Few people would truly called him strange or unusual – he went through life in just the manner he was expected to. He had been brought up well, made friends in school as he was supposed to, gone to college, took the requisite exams, and settled down to a comfortable job and an altogether ordinary life. He had his own office, a substantial salary, fine benefits.
But still – there was something just a little bit off. If his life had gone smoothly enough, it has also largely felt like he was merely going through the motions. He had achieved the success that his parents had expected of him – but a closer examination would reveal his life seemed somewhat hollow. He was friendly with his coworkers, but they weren’t truly friends. He sent out holiday cards to his old friends from school, every year, but he never actually met up with them to laugh about old times.

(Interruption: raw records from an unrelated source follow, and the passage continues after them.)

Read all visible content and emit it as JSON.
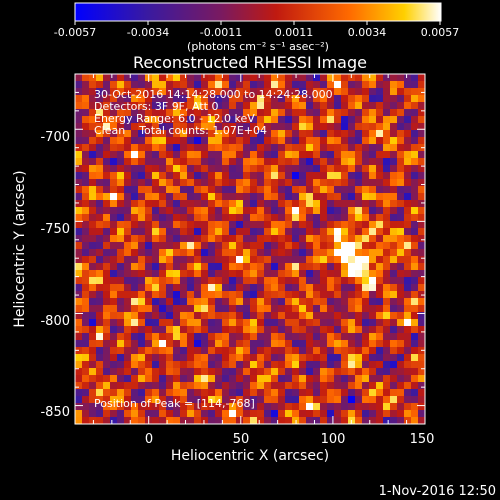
{
  "colorbar": {
    "tick_labels": [
      "-0.0057",
      "-0.0034",
      "-0.0011",
      "0.0011",
      "0.0034",
      "0.0057"
    ],
    "units_label": "(photons cm⁻² s⁻¹ asec⁻²)"
  },
  "info": {
    "line1": "30-Oct-2016 14:14:28.000 to 14:24:28.000",
    "line2": "Detectors: 3F 9F, Att 0",
    "line3": "Energy Range: 6.0 - 12.0 keV",
    "line4": "Clean    Total counts: 1.07E+04",
    "peak": "Position of Peak = [114,-768]"
  },
  "footer": {
    "date": "1-Nov-2016 12:50"
  },
  "colors": {
    "background": "#000000",
    "foreground": "#ffffff",
    "map_dark_red": "#8a0f0f",
    "map_red": "#d72b1a",
    "map_orange": "#ff7a00",
    "map_yellow": "#ffd400",
    "map_white": "#ffffff",
    "map_purple": "#5a1a7a",
    "map_blue": "#1a1a8a"
  },
  "chart_data": {
    "type": "heatmap",
    "title": "Reconstructed RHESSI Image",
    "xlabel": "Heliocentric X (arcsec)",
    "ylabel": "Heliocentric Y (arcsec)",
    "xlim": [
      -40,
      150
    ],
    "ylim": [
      -860,
      -670
    ],
    "xticks": [
      0,
      50,
      100,
      150
    ],
    "yticks": [
      -700,
      -750,
      -800,
      -850
    ],
    "colorbar_range": [
      -0.0057,
      0.0057
    ],
    "colormap": "blue-purple-red-orange-yellow-white",
    "peak_position": [
      114,
      -768
    ],
    "total_counts": "1.07E+04",
    "energy_range_keV": [
      6.0,
      12.0
    ]
  }
}
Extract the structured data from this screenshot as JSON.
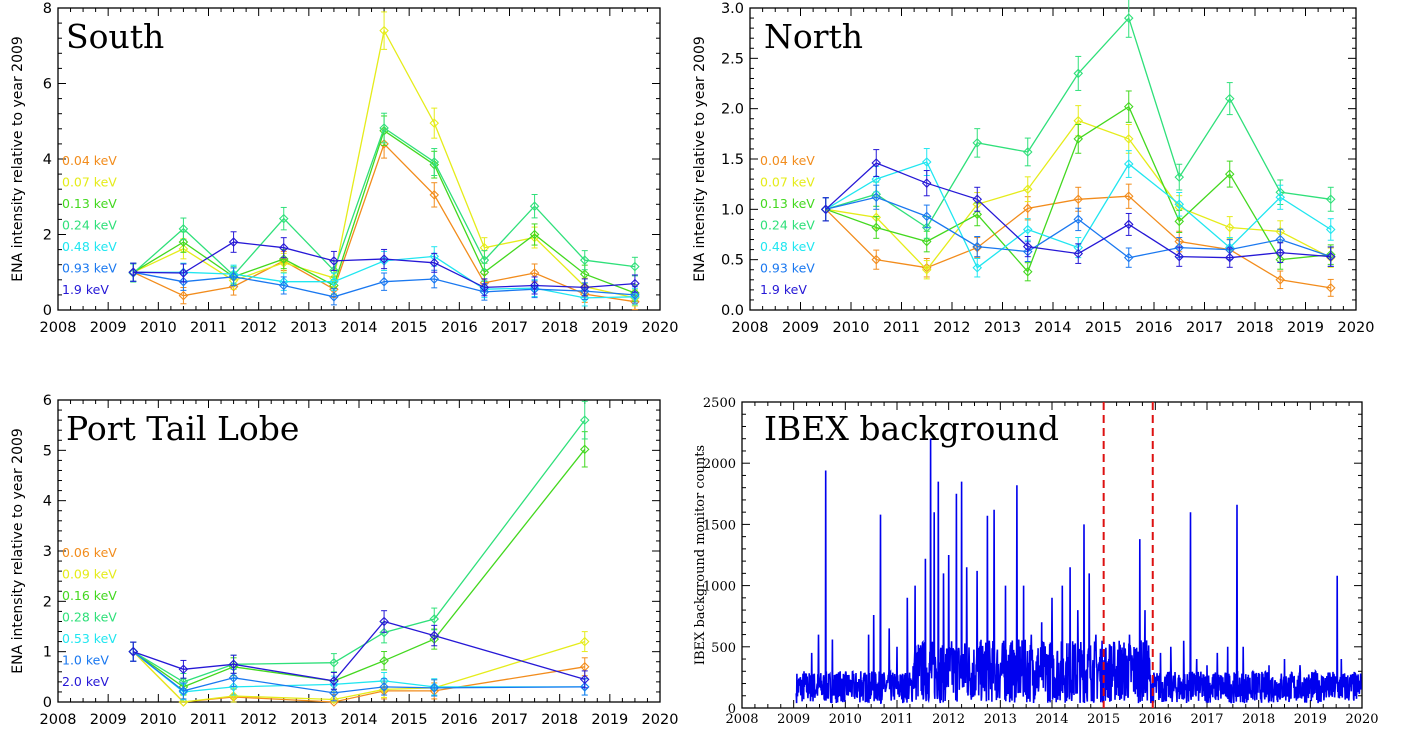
{
  "colors": {
    "orange": "#f28c1c",
    "yellow": "#e5ec1a",
    "green": "#43d81f",
    "lightgreen": "#2fe07a",
    "cyan": "#20e6f0",
    "blue": "#1a78f0",
    "darkblue": "#2618d6",
    "background": "#0000ee",
    "marker": "#dd1111"
  },
  "chart_data": [
    {
      "type": "line",
      "title": "South",
      "ylabel": "ENA intensity relative to year 2009",
      "xlim": [
        2008,
        2020
      ],
      "ylim": [
        0,
        8
      ],
      "xticks": [
        "2008",
        "2009",
        "2010",
        "2011",
        "2012",
        "2013",
        "2014",
        "2015",
        "2016",
        "2017",
        "2018",
        "2019",
        "2020"
      ],
      "yticks": [
        "0",
        "2",
        "4",
        "6",
        "8"
      ],
      "x": [
        2009.5,
        2010.5,
        2011.5,
        2012.5,
        2013.5,
        2014.5,
        2015.5,
        2016.5,
        2017.5,
        2018.5,
        2019.5
      ],
      "series": [
        {
          "name": "0.04 keV",
          "color": "orange",
          "values": [
            1.0,
            0.38,
            0.62,
            1.3,
            0.55,
            4.4,
            3.05,
            0.72,
            0.98,
            0.42,
            0.22
          ]
        },
        {
          "name": "0.07 keV",
          "color": "yellow",
          "values": [
            1.0,
            1.62,
            0.78,
            1.25,
            0.85,
            7.4,
            4.95,
            1.65,
            1.92,
            0.62,
            0.32
          ]
        },
        {
          "name": "0.13 keV",
          "color": "green",
          "values": [
            1.0,
            1.8,
            0.88,
            1.35,
            0.65,
            4.75,
            3.85,
            1.0,
            2.0,
            0.95,
            0.45
          ]
        },
        {
          "name": "0.24 keV",
          "color": "lightgreen",
          "values": [
            0.98,
            2.15,
            0.92,
            2.42,
            1.05,
            4.82,
            3.92,
            1.32,
            2.75,
            1.32,
            1.15
          ]
        },
        {
          "name": "0.48 keV",
          "color": "cyan",
          "values": [
            1.0,
            1.0,
            0.95,
            0.75,
            0.75,
            1.3,
            1.42,
            0.55,
            0.58,
            0.32,
            0.35
          ]
        },
        {
          "name": "0.93 keV",
          "color": "blue",
          "values": [
            1.0,
            0.75,
            0.88,
            0.65,
            0.35,
            0.75,
            0.82,
            0.48,
            0.55,
            0.5,
            0.4
          ]
        },
        {
          "name": "1.9 keV",
          "color": "darkblue",
          "values": [
            1.0,
            0.98,
            1.8,
            1.65,
            1.3,
            1.35,
            1.25,
            0.6,
            0.65,
            0.6,
            0.7
          ]
        }
      ]
    },
    {
      "type": "line",
      "title": "North",
      "ylabel": "ENA intensity relative to year 2009",
      "xlim": [
        2008,
        2020
      ],
      "ylim": [
        0,
        3
      ],
      "xticks": [
        "2008",
        "2009",
        "2010",
        "2011",
        "2012",
        "2013",
        "2014",
        "2015",
        "2016",
        "2017",
        "2018",
        "2019",
        "2020"
      ],
      "yticks": [
        "0.0",
        "0.5",
        "1.0",
        "1.5",
        "2.0",
        "2.5",
        "3.0"
      ],
      "x": [
        2009.5,
        2010.5,
        2011.5,
        2012.5,
        2013.5,
        2014.5,
        2015.5,
        2016.5,
        2017.5,
        2018.5,
        2019.5
      ],
      "series": [
        {
          "name": "0.04 keV",
          "color": "orange",
          "values": [
            1.0,
            0.5,
            0.42,
            0.62,
            1.01,
            1.1,
            1.13,
            0.68,
            0.6,
            0.3,
            0.22
          ]
        },
        {
          "name": "0.07 keV",
          "color": "yellow",
          "values": [
            1.0,
            0.92,
            0.4,
            1.05,
            1.2,
            1.88,
            1.7,
            1.02,
            0.82,
            0.78,
            0.52
          ]
        },
        {
          "name": "0.13 keV",
          "color": "green",
          "values": [
            1.0,
            0.82,
            0.68,
            0.95,
            0.38,
            1.7,
            2.02,
            0.88,
            1.35,
            0.5,
            0.55
          ]
        },
        {
          "name": "0.24 keV",
          "color": "lightgreen",
          "values": [
            1.0,
            1.15,
            0.82,
            1.66,
            1.57,
            2.35,
            2.9,
            1.32,
            2.1,
            1.17,
            1.1
          ]
        },
        {
          "name": "0.48 keV",
          "color": "cyan",
          "values": [
            1.0,
            1.3,
            1.47,
            0.42,
            0.8,
            0.62,
            1.45,
            1.05,
            0.62,
            1.12,
            0.8
          ]
        },
        {
          "name": "0.93 keV",
          "color": "blue",
          "values": [
            1.0,
            1.12,
            0.93,
            0.63,
            0.58,
            0.9,
            0.52,
            0.62,
            0.6,
            0.7,
            0.53
          ]
        },
        {
          "name": "1.9 keV",
          "color": "darkblue",
          "values": [
            1.0,
            1.46,
            1.26,
            1.1,
            0.63,
            0.56,
            0.85,
            0.53,
            0.52,
            0.57,
            0.53
          ]
        }
      ]
    },
    {
      "type": "line",
      "title": "Port Tail Lobe",
      "ylabel": "ENA intensity relative to year 2009",
      "xlim": [
        2008,
        2020
      ],
      "ylim": [
        0,
        6
      ],
      "xticks": [
        "2008",
        "2009",
        "2010",
        "2011",
        "2012",
        "2013",
        "2014",
        "2015",
        "2016",
        "2017",
        "2018",
        "2019",
        "2020"
      ],
      "yticks": [
        "0",
        "1",
        "2",
        "3",
        "4",
        "5",
        "6"
      ],
      "x": [
        2009.5,
        2010.5,
        2011.5,
        2013.5,
        2014.5,
        2015.5,
        2018.5
      ],
      "series": [
        {
          "name": "0.06 keV",
          "color": "orange",
          "values": [
            1.0,
            0.0,
            0.1,
            0.0,
            0.22,
            0.22,
            0.7
          ]
        },
        {
          "name": "0.09 keV",
          "color": "yellow",
          "values": [
            1.0,
            0.0,
            0.12,
            0.05,
            0.25,
            0.28,
            1.2
          ]
        },
        {
          "name": "0.16 keV",
          "color": "green",
          "values": [
            1.0,
            0.3,
            0.7,
            0.42,
            0.82,
            1.25,
            5.02
          ]
        },
        {
          "name": "0.28 keV",
          "color": "lightgreen",
          "values": [
            1.0,
            0.4,
            0.75,
            0.78,
            1.38,
            1.65,
            5.6
          ]
        },
        {
          "name": "0.53 keV",
          "color": "cyan",
          "values": [
            1.0,
            0.2,
            0.3,
            0.35,
            0.42,
            0.3,
            0.3
          ]
        },
        {
          "name": "1.0 keV",
          "color": "blue",
          "values": [
            1.0,
            0.22,
            0.48,
            0.18,
            0.3,
            0.28,
            0.3
          ]
        },
        {
          "name": "2.0 keV",
          "color": "darkblue",
          "values": [
            1.0,
            0.65,
            0.75,
            0.42,
            1.6,
            1.32,
            0.45
          ]
        }
      ]
    },
    {
      "type": "line",
      "title": "IBEX background",
      "ylabel": "IBEX background monitor counts",
      "xlim": [
        2008,
        2020
      ],
      "ylim": [
        0,
        2500
      ],
      "xticks": [
        "2008",
        "2009",
        "2010",
        "2011",
        "2012",
        "2013",
        "2014",
        "2015",
        "2016",
        "2017",
        "2018",
        "2019",
        "2020"
      ],
      "yticks": [
        "0",
        "500",
        "1000",
        "1500",
        "2000",
        "2500"
      ],
      "markers": [
        2015.0,
        2015.95
      ],
      "peaks": [
        [
          2009.05,
          120
        ],
        [
          2009.2,
          300
        ],
        [
          2009.35,
          450
        ],
        [
          2009.48,
          600
        ],
        [
          2009.62,
          1940
        ],
        [
          2009.75,
          560
        ],
        [
          2009.9,
          300
        ],
        [
          2010.1,
          200
        ],
        [
          2010.3,
          300
        ],
        [
          2010.45,
          600
        ],
        [
          2010.55,
          760
        ],
        [
          2010.68,
          1580
        ],
        [
          2010.85,
          650
        ],
        [
          2011.0,
          500
        ],
        [
          2011.2,
          900
        ],
        [
          2011.35,
          1000
        ],
        [
          2011.55,
          1220
        ],
        [
          2011.65,
          2200
        ],
        [
          2011.72,
          1600
        ],
        [
          2011.8,
          1850
        ],
        [
          2011.9,
          1100
        ],
        [
          2012.0,
          1250
        ],
        [
          2012.15,
          1750
        ],
        [
          2012.25,
          1850
        ],
        [
          2012.35,
          1150
        ],
        [
          2012.55,
          1120
        ],
        [
          2012.75,
          1570
        ],
        [
          2012.88,
          1620
        ],
        [
          2013.1,
          1000
        ],
        [
          2013.32,
          1820
        ],
        [
          2013.45,
          1000
        ],
        [
          2013.6,
          600
        ],
        [
          2013.8,
          700
        ],
        [
          2014.0,
          900
        ],
        [
          2014.2,
          1000
        ],
        [
          2014.35,
          1150
        ],
        [
          2014.5,
          800
        ],
        [
          2014.62,
          1500
        ],
        [
          2014.72,
          1100
        ],
        [
          2014.85,
          600
        ],
        [
          2014.95,
          400
        ],
        [
          2015.1,
          400
        ],
        [
          2015.3,
          550
        ],
        [
          2015.5,
          600
        ],
        [
          2015.7,
          1380
        ],
        [
          2015.8,
          800
        ],
        [
          2015.92,
          200
        ],
        [
          2016.1,
          450
        ],
        [
          2016.3,
          500
        ],
        [
          2016.55,
          550
        ],
        [
          2016.68,
          1600
        ],
        [
          2016.8,
          400
        ],
        [
          2017.0,
          350
        ],
        [
          2017.2,
          450
        ],
        [
          2017.4,
          500
        ],
        [
          2017.58,
          1660
        ],
        [
          2017.7,
          500
        ],
        [
          2017.9,
          300
        ],
        [
          2018.2,
          350
        ],
        [
          2018.5,
          400
        ],
        [
          2018.8,
          350
        ],
        [
          2019.1,
          300
        ],
        [
          2019.35,
          280
        ],
        [
          2019.52,
          1080
        ],
        [
          2019.6,
          400
        ],
        [
          2019.8,
          250
        ],
        [
          2019.98,
          150
        ]
      ]
    }
  ]
}
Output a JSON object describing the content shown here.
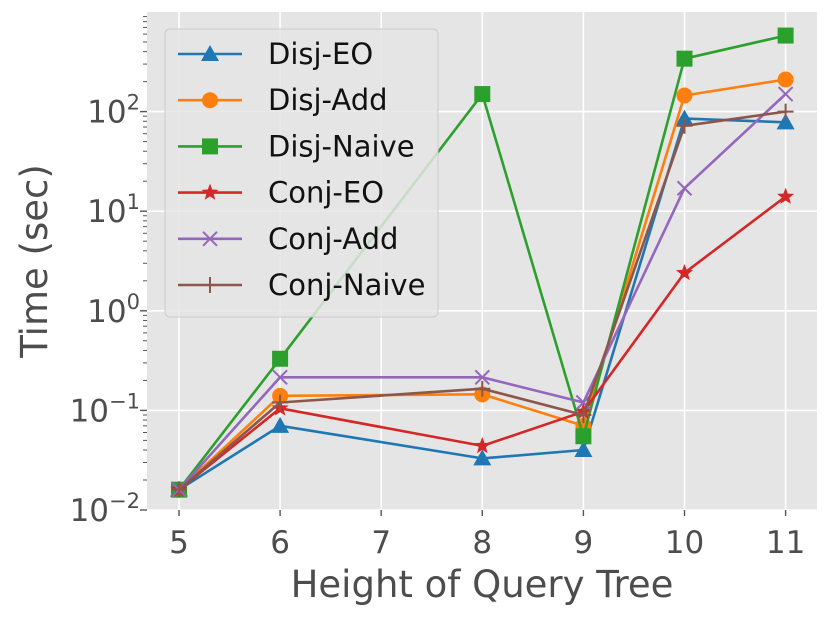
{
  "chart_data": {
    "type": "line",
    "title": "",
    "xlabel": "Height of Query Tree",
    "ylabel": "Time (sec)",
    "y_scale": "log",
    "ylim": [
      0.01,
      1000
    ],
    "categories": [
      "5",
      "6",
      "7",
      "8",
      "9",
      "10",
      "11"
    ],
    "y_ticks": [
      {
        "value": 0.01,
        "base": "10",
        "exp": "−2"
      },
      {
        "value": 0.1,
        "base": "10",
        "exp": "−1"
      },
      {
        "value": 1,
        "base": "10",
        "exp": "0"
      },
      {
        "value": 10,
        "base": "10",
        "exp": "1"
      },
      {
        "value": 100,
        "base": "10",
        "exp": "2"
      }
    ],
    "grid": true,
    "legend_position": "top-left",
    "series": [
      {
        "name": "Disj-EO",
        "color": "#1f77b4",
        "marker": "triangle",
        "values": [
          0.016,
          0.07,
          null,
          0.033,
          0.04,
          85,
          78
        ]
      },
      {
        "name": "Disj-Add",
        "color": "#ff7f0e",
        "marker": "circle",
        "values": [
          0.016,
          0.14,
          null,
          0.145,
          0.07,
          145,
          210
        ]
      },
      {
        "name": "Disj-Naive",
        "color": "#2ca02c",
        "marker": "square",
        "values": [
          0.016,
          0.33,
          null,
          150,
          0.055,
          340,
          580
        ]
      },
      {
        "name": "Conj-EO",
        "color": "#d62728",
        "marker": "star",
        "values": [
          0.016,
          0.105,
          null,
          0.044,
          0.097,
          2.4,
          14
        ]
      },
      {
        "name": "Conj-Add",
        "color": "#9467bd",
        "marker": "x",
        "values": [
          0.016,
          0.215,
          null,
          0.215,
          0.12,
          17,
          150
        ]
      },
      {
        "name": "Conj-Naive",
        "color": "#8c564b",
        "marker": "plus",
        "values": [
          0.016,
          0.12,
          null,
          0.165,
          0.09,
          72,
          100
        ]
      }
    ]
  }
}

He had just turned thirty-five. He had a good job, a nice house, a fine car. No one thought ill of him, though he had no close friends. He planned to one day find a girl, get married, have kids, and even if he hadn’t gotten around to it yet, he knew he would some day. It was the proper way of things.
If you asked Stanley if he was happy, he would likely say yes, if only out of habit. Happiness was not an emotion that really occured to him – most emotions, in fact, seemed more like luxuries than anything else. But he was content. Not only did his job pay well, but it was work that he enjoyed doing. Working with numbers, fixing mistakes – it seemed proper. It came to him naturally.
Stanley was very good at math. As a child, he had been something of a prodigy – had he wanted to, he could have gone truly into the field, stretching the limits of human knowledge with new theorems and formulas and proofs. But that had never seemed worth it. Stretching into that realm, one starting dealing with chaos and variables and other inconsistent elements – he did not like such things. He liked cold, hard knowledge. He could force the chaos into rigid law, but it was more a battle than he wanted to deal with.
So Stanley Miller, brilliant mathematician, never came to be, and Stanley Miller, CPA, was the man he was today.
It was a Tuesday afternoon. Stanley had been working three hours past closing, simply because the work was there to be done. His office was quiet and cool, an oasis from the summer heat without. It was calm and orderly, everything precisely in its proper place.
Right up until the warrior, the wizard and the fallen priestess poured out from thin air and onto the floor.